2.19.2022

5 Tattoos I Need

   The goal with covering my body with tattoos is to take them with me to the afterlife, and hopefully spend eternity reliving all of the beautiful and wonderful things that touched me when I was alive. And this is a good scientific goal in theory because for some inexplicable reason, ghosts seem to be able to take their clothes and old pianos with them. This shit is real. And I know that I want to forever remember my fond affections for both Hans Moleman and big lady asses. 

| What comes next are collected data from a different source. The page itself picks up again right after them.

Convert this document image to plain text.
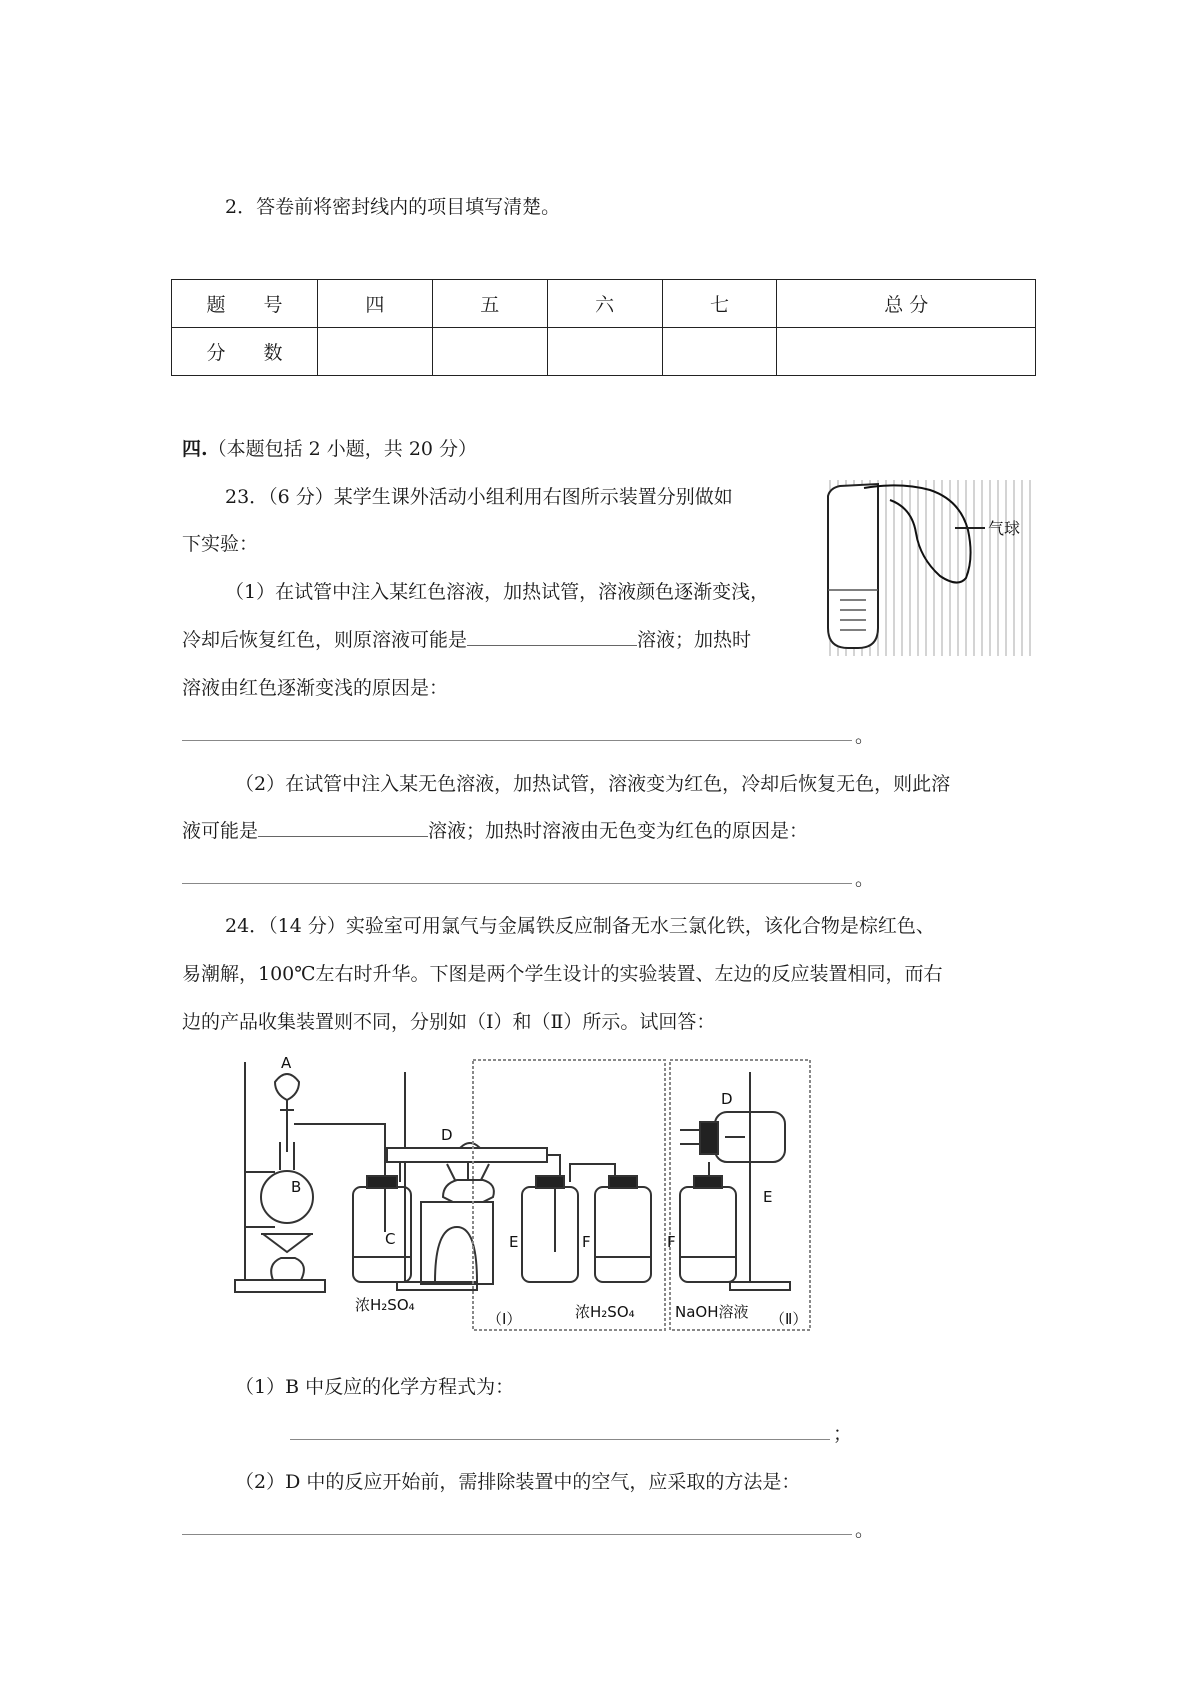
2．答卷前将密封线内的项目填写清楚。
题　　号	四	五	六	七	总 分
分　　数					
四.（本题包括 2 小题，共 20 分）
23．（6 分）某学生课外活动小组利用右图所示装置分别做如
下实验：
（1）在试管中注入某红色溶液，加热试管，溶液颜色逐渐变浅，
冷却后恢复红色，则原溶液可能是	溶液；加热时
溶液由红色逐渐变浅的原因是：
。
（2）在试管中注入某无色溶液，加热试管，溶液变为红色，冷却后恢复无色，则此溶
液可能是	溶液；加热时溶液由无色变为红色的原因是：
。
气球
24．（14 分）实验室可用氯气与金属铁反应制备无水三氯化铁，该化合物是棕红色、
易潮解，100℃左右时升华。下图是两个学生设计的实验装置、左边的反应装置相同，而右
边的产品收集装置则不同，分别如（Ⅰ）和（Ⅱ）所示。试回答：
A
B
C
D
E	F
D
E
F
浓H₂SO₄	浓H₂SO₄	NaOH溶液
（Ⅰ）	（Ⅱ）
（1）B 中反应的化学方程式为：
；
（2）D 中的反应开始前，需排除装置中的空气，应采取的方法是：
。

   They're addictive and I don't get a fix nearly enough. It's an unfair combination consisting of extreme popularity of our insanely talented tattoo artist, and general lack of funds. But the time spent between appointments allows for dwelling, list making, revisiting folders of ideas, and digging deep within my soul, to compile what I truly desire. And over the years there have been a select few that I have not yet acquired, but hold highest priority above all others. For either the aforementioned reasons, or the sad fact that I simply cannot find/draw/commission a satisfying image for my concept because it's too esoteric, these five IDEAS remain my holy grail of epidermis collage. 

- Babes


5. Candy Land Characters Collage

  There's nothing more sad in this world than an only child with no friends, and a closet full of board games. That is, unless you have an imagination. I turned each and every one of the colorful cards into its own character with backstory and directed a whole production revolving around the board. My first movie. And I want a print of it to show the world. 


4. Klopek

   Everyone loves their dog. And their dogs love them more. But Klopek is weird, just like his namesake. After a few days being with us, having been rescued from a woman that made him spend his life in a travel crate, I discovered that he wanted me to hold him like a baby and rub his belly. He had found home and was able to find peace. He was grateful and able to begin a new life. We both were. And we rested on each other for 13 years of snuggles and love that runs as deeply as with my own flesh and blood. He is my family, my loyal friend, and the eternal optimist that shines a bright beam of sunlight in my life. 


3. Zoltar

  I believe in magic. Whether this subject can all be explained with a rational scientific explanation or not, it exists. There have been writings about it all throughout human history. And every single person has their first experience with it whether be it fiction or reality. Mine was a great story. It has a machine with an animatronic head, that's eyes lights up, and grants a wish. And a boy wakes up as a man. Anything is possible, and I want to remember that forever.


2. Xenomorph

  Alien is scary. When you watch the movie when you're 16, your nerves are on edge due to the poignant mood and lighting. When you're 10, you feel the walls closing in around you, as Dallas navigates the tunnels, searching for death. It's the best movie, because it continues to surprise me, challenge, and frighten me, after all these years. But way back then, when that very little girl was sitting in the dark, watching the horror movie; the monster, the Alien, the Xenomorph, was the scariest thing I had ever experienced. And I still have nightmares to this day. And so, this one is a gamble. On the one hand, I could carry with me the love and sense of awe for this piece of art, and then it could go the other way, and I could spend my post-existence running from the embodiment of all that I fear. Needless to say, as much as I want and need this, I am hesitant. 


1. David Bowie

   I already have a David Bowie tattoo. I got it immediately after he died. It's a red heart, with a blue lightning bolt going through it, to signify that the heart is broken. It also commemorates his years of life on Earth. It's a memorial that I wear to mark the loss of my favorite artist of all. But now that some time has passed, and I have had some more time to evaluate the profoundly positive effects that his body of work has done for me, it is time for an intricately detailed permanent expression of those feelings.